ゴルフ場跡の斜面も安定して刈り込む

 乗用型草刈機は、国内で3社ほどが手がけている。その一つが、筑水キャニコム(福岡県うきは市)である。農業や林業向けの機器を開発・製造・販売している。

 同社は現在、太陽光発電所向けにも乗用型草刈機を拡販している。発電所に出向いて実演する機会が多い(動画1)。実演の要望は、主に展示会への出展などを通じて募っている。

動画1●ゴルフ場跡ならではの斜面でも軽快に刈り込む
日立市にある施工中の出力約30MWのメガソーラーにおける実演。刈らない時には最高で約14km/h、刈る時には同約8km/hで走行できる(出所:日経BP)

 茨城県日立市にある出力約30MWのメガソーラー(大規模太陽光発電所)も、実演を要望した発電所の一つである。ゴルフ場跡地に立地し、施工中となっている。EPC(設計・調達・施工)サービスとO&Mの両方を担う企業が、草刈りを効率化したいと考え、導入を検討している。

 ゴルフ場跡地をそのまま生かして開発しているため、斜面や凹凸が多い。筑水キャニコムの乗用型草刈機は、4輪駆動を採用しているため、傾斜に強い。いち早く4輪駆動にこだわってきた利点が生きる環境といえる。

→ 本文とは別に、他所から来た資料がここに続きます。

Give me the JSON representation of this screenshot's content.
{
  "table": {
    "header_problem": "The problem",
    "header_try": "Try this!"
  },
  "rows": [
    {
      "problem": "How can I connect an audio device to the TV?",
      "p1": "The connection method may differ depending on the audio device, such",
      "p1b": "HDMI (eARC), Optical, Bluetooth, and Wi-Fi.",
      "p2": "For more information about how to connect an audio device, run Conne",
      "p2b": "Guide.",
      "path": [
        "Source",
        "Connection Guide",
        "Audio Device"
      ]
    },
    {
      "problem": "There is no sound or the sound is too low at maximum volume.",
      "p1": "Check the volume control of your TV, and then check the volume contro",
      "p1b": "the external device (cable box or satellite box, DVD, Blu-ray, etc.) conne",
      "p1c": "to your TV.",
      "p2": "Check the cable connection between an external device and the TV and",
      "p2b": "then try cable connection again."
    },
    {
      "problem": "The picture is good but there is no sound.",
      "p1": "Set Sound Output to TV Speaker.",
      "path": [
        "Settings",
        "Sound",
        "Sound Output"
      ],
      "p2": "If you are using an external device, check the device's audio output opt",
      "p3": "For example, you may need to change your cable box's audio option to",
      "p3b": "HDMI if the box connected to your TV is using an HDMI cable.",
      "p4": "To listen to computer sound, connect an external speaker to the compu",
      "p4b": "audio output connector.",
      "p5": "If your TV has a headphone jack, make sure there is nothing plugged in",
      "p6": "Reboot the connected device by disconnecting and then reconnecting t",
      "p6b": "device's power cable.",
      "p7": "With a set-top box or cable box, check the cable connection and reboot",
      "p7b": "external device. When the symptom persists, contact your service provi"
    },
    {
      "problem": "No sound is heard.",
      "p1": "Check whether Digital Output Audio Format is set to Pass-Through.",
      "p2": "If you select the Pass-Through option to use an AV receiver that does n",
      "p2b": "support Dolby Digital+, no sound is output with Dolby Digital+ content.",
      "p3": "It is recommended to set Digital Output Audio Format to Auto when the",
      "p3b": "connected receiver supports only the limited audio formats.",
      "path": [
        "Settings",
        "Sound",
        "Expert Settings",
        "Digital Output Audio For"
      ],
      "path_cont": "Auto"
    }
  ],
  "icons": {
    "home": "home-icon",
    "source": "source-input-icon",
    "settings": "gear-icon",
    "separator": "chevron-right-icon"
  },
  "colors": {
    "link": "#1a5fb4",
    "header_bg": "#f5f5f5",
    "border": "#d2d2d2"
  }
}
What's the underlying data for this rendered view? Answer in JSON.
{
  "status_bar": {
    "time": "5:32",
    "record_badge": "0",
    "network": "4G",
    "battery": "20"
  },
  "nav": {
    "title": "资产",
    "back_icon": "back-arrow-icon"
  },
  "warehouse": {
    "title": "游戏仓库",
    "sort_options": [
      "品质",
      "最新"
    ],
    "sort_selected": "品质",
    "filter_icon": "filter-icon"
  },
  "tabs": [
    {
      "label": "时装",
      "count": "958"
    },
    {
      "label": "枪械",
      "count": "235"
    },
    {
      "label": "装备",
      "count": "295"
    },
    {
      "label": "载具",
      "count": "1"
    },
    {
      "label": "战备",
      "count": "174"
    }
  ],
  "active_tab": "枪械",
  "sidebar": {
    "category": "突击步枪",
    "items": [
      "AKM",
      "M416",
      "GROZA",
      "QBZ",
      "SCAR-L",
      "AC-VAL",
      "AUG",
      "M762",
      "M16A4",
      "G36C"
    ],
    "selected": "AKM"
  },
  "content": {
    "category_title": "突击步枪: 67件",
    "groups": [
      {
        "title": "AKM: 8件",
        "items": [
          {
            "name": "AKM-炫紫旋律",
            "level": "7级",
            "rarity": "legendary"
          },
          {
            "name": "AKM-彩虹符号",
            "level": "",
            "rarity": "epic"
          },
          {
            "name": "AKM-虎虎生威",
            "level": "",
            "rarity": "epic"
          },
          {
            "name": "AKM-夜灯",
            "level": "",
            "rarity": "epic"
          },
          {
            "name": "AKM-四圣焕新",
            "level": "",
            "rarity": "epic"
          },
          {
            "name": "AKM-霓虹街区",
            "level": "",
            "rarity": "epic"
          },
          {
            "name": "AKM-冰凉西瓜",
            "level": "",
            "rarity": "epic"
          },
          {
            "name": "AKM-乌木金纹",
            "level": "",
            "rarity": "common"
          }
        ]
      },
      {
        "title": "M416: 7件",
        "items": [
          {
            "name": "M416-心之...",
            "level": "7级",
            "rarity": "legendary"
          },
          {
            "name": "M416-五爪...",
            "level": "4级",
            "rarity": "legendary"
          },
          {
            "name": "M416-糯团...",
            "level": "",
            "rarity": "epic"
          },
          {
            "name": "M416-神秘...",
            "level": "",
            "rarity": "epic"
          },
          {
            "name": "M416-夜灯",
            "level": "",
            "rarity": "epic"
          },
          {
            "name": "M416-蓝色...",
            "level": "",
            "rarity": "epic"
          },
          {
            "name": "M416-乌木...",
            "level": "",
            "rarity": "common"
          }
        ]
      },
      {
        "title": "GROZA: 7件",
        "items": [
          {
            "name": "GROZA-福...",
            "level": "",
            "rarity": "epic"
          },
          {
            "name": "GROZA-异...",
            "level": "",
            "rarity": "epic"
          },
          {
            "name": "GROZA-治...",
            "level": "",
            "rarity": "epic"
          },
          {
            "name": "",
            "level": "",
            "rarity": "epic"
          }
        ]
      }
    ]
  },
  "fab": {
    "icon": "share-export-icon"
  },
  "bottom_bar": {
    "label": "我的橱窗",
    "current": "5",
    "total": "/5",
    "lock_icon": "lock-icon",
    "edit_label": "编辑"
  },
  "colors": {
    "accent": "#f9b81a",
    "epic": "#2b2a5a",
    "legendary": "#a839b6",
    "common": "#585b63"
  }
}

 日立市のメガソーラーに持ち込んだ最新機「家族(うち)のまさお」は、最大で30度の傾斜でも安定して稼働できるという。一般的な乗用型草刈機では、対応できる傾斜は15~20度という場合が多い。日立市のメガソーラーでは、急な斜面に生えた背丈の高い草を昇り降りしながら手際よく刈り取っていた。